As Apple TV+ is allegedly trying to rein in their spending, Us is breaking down how much it cost to make some of their hit shows.
The streaming service was the subject of an exposé earlier this week on Bloomberg about how they invested $20 billion since their 2019 launch to produce original TV shows and movies. The outlet questioned that decision since Apple TV+’s attempt to compete against Netflix hasn’t been successful so far.
Some of the hefty costs for Apple include forking over more than $250 million on their Masters of the Air series, which boasted a star-studded cast including Austin Butler, Callum Turner, Barry Keoghan, Ben Radcliffe and Rafferty Law.
While Disney, Paramount and Warner Bros. Discovery are all cutting back to reduce their streaming losses, Apple TV+ reportedly paid The Morning Show stars Reese Witherspoon and Jennifer Aniston more than $2 million per episode for the fourth season — more than double what they made when the show debuted. The cast alone cost Apple $50 million, according to the report.
Severance — starring Adam Scott and directed by Ben Stiller — is another show that reached enough public attention to score a budget of $20 million per episode on the second season. The studio also allegedly spent more than $500 million combined on movies from directors Martin Scorsese, Ridley Scott and Matthew Vaughn.
Such huge investment and subsequently strong reviews and awards nominations didn’t equal viewership. The streaming service is attracting just 0.2 percent of TV viewing in the U.S. — less viewing in one month than Netflix does in one day.

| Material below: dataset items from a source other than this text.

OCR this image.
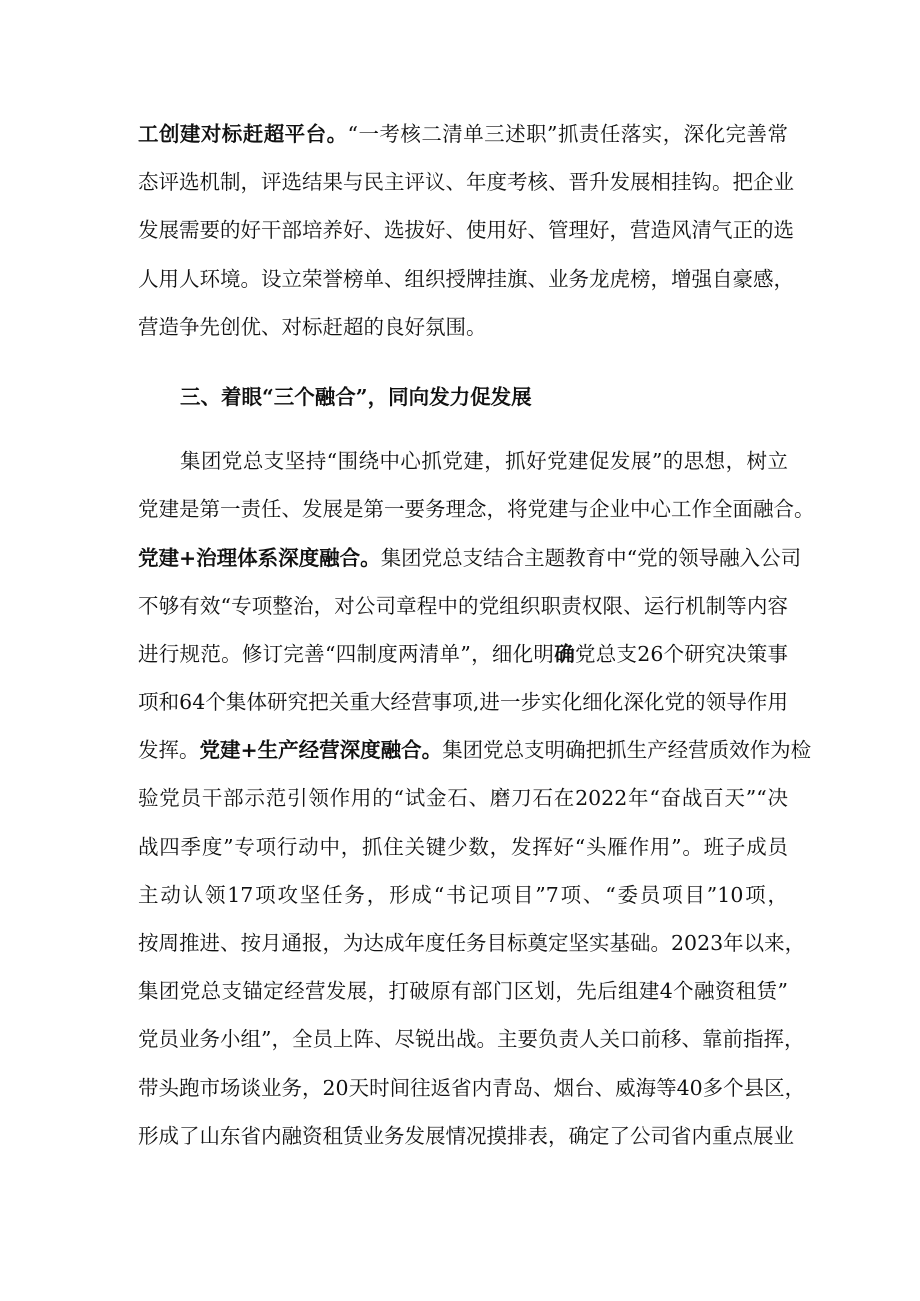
工创建对标赶超平台。“一考核二清单三述职”抓责任落实，深化完善常
态评选机制，评选结果与民主评议、年度考核、晋升发展相挂钩。把企业
发展需要的好干部培养好、选拔好、使用好、管理好，营造风清气正的选
人用人环境。设立荣誉榜单、组织授牌挂旗、业务龙虎榜，增强自豪感，
营造争先创优、对标赶超的良好氛围。
三、着眼“三个融合”，同向发力促发展
集团党总支坚持“围绕中心抓党建，抓好党建促发展”的思想，树立
党建是第一责任、发展是第一要务理念，将党建与企业中心工作全面融合。
党建+治理体系深度融合。集团党总支结合主题教育中“党的领导融入公司
不够有效“专项整治，对公司章程中的党组织职责权限、运行机制等内容
进行规范。修订完善“四制度两清单”，细化明确党总支26个研究决策事
项和64个集体研究把关重大经营事项,进一步实化细化深化党的领导作用
发挥。党建+生产经营深度融合。集团党总支明确把抓生产经营质效作为检
验党员干部示范引领作用的“试金石、磨刀石在2022年“奋战百天”“决
战四季度”专项行动中，抓住关键少数，发挥好“头雁作用”。班子成员
主动认领17项攻坚任务，形成“书记项目”7项、“委员项目”10项，
按周推进、按月通报，为达成年度任务目标奠定坚实基础。2023年以来，
集团党总支锚定经营发展，打破原有部门区划，先后组建4个融资租赁”
党员业务小组”，全员上阵、尽锐出战。主要负责人关口前移、靠前指挥，
带头跑市场谈业务，20天时间往返省内青岛、烟台、威海等40多个县区，
形成了山东省内融资租赁业务发展情况摸排表，确定了公司省内重点展业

“Subscriber growth has been weak, with the platform’s original content a fraction of what rivals offer,” Bloomberg Intelligence analysts Geetha Ranganathan and Kevin Near wrote in a recent note, according to the article.
Other prestigious, costly programming featured on Apple TV+ includes For All Mankind, Servant, Defending Jacob, Slow Horses, Pachinko, Silo, Lessons in Chemistry and more. Earlier this summer, Presumed Innocent left an impression with Jake Gyllenhaal playing a prosecutor who becomes the prime suspect in the murder of his colleague with whom he was having an affair.
Lady in the Lake is another standout that is currently rolling out new episodes with Natalie Portman and Moses Ingram leading the cast. Director Alma Har’el recently opened up to Us Weekly about the challenges that came with running such a large production.
“There’s a lot of aspects that come from making something on television that [feels challenging]. I said cross-boarding and the mind f—k of all that [a.k.a.] shooting out of order,” she shared earlier this month. “But I think the biggest challenge is to take something of such a size and that has so much scope and has so much responsibility historically, politically and socially.”
Har’el concluded: “Then to manage and to find pockets of intimacy and to find pockets for untethered creativity. Just balancing those acts while managing so many people on set that have different expectations of the process.”